John Updike is one of those authors who, when I read them, I find myself asking the question, "Dudes. Have your children read this?" Another John comes to mind… last name, Irving. These writers seem to be fearless regarding whichever reader's sensitivities they may be over-activating.
And I, for one, admire this.
Here in Roger's Version, published in 1986, Updike is true to form, every character having their demons loosened and running amok, it seems.
In this one, there is an added emphasis on that word "seems" though, because it's written in first-person by what can only be concluded to be a very unreliable narrator, a professor of church history, named Roger Lambert. The majority of the book is an account of stuff he cannot possibly know, for the most part.
You could say that the entire thing revolves around an imagined affair that his wife Esther is having with a young computer whiz kid -- a university student who approaches Roger hoping he can influence the tenured prof into negotiating a grant for him to fund a project wherein he is attempting to prove the existence of God.
Dale, the wannabe theological wunderkind, succeeds in getting the grant -- but at the expense of coming to loggerheads with Professor Lambert concerning the very goal of the project. Roger does not agree that the existence of God should become a proven fact. The reader begins to realize that Lambert's going-to-bat [as it were] for Dale, is a veiled desire to see the kid fail. And meanwhile, Roger concocts an elaborate and detailed affair between Dale and Esther. We are never sure if anything is really taking place as Roger imagines it to be. In a sense, everything within the book is Roger's "version" of it.
Even when he himself develops a lust-filled attraction to his highly promiscuous runaway niece, Verna. She is a mere 19 turning 20. This is the second inner stream of the story. Again, we are never really sure if we are getting an accurate record of what takes place. But if we are, then Roger is entertaining a roomful of demons moreso than everyone else combined, as they are, in his over-active imagination.
It is a well-written, well-conceived book.

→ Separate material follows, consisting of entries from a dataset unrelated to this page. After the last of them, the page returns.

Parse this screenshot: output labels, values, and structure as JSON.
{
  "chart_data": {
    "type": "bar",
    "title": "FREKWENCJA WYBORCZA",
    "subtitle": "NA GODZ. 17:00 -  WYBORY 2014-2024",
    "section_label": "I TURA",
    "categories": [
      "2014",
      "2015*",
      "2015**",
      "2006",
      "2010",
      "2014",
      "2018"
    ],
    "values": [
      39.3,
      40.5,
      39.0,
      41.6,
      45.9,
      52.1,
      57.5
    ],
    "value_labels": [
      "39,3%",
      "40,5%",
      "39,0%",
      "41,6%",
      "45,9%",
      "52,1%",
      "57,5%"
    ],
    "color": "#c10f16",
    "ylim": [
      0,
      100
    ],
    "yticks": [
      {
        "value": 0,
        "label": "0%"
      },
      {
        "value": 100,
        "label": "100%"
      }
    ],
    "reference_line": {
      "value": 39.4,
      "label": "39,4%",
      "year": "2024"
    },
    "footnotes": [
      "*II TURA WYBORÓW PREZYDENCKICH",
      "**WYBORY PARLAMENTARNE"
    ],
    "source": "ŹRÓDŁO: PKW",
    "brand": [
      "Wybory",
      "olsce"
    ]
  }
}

I only wish I had read it earlier. As in, 26 years ago, when it was hot off the presses and I myself [in 1987] was entering a four-year course in theology. In and around the blatantly described sex scenes [imagined or not] the book raises a myriad of relevant questions about not only the existence of God, but existence itself. Reading it back then may have helped influence some of my own thoughts on these issues while I wrestled them to the ground for the next two decades.
Then again, I still wrestle them today.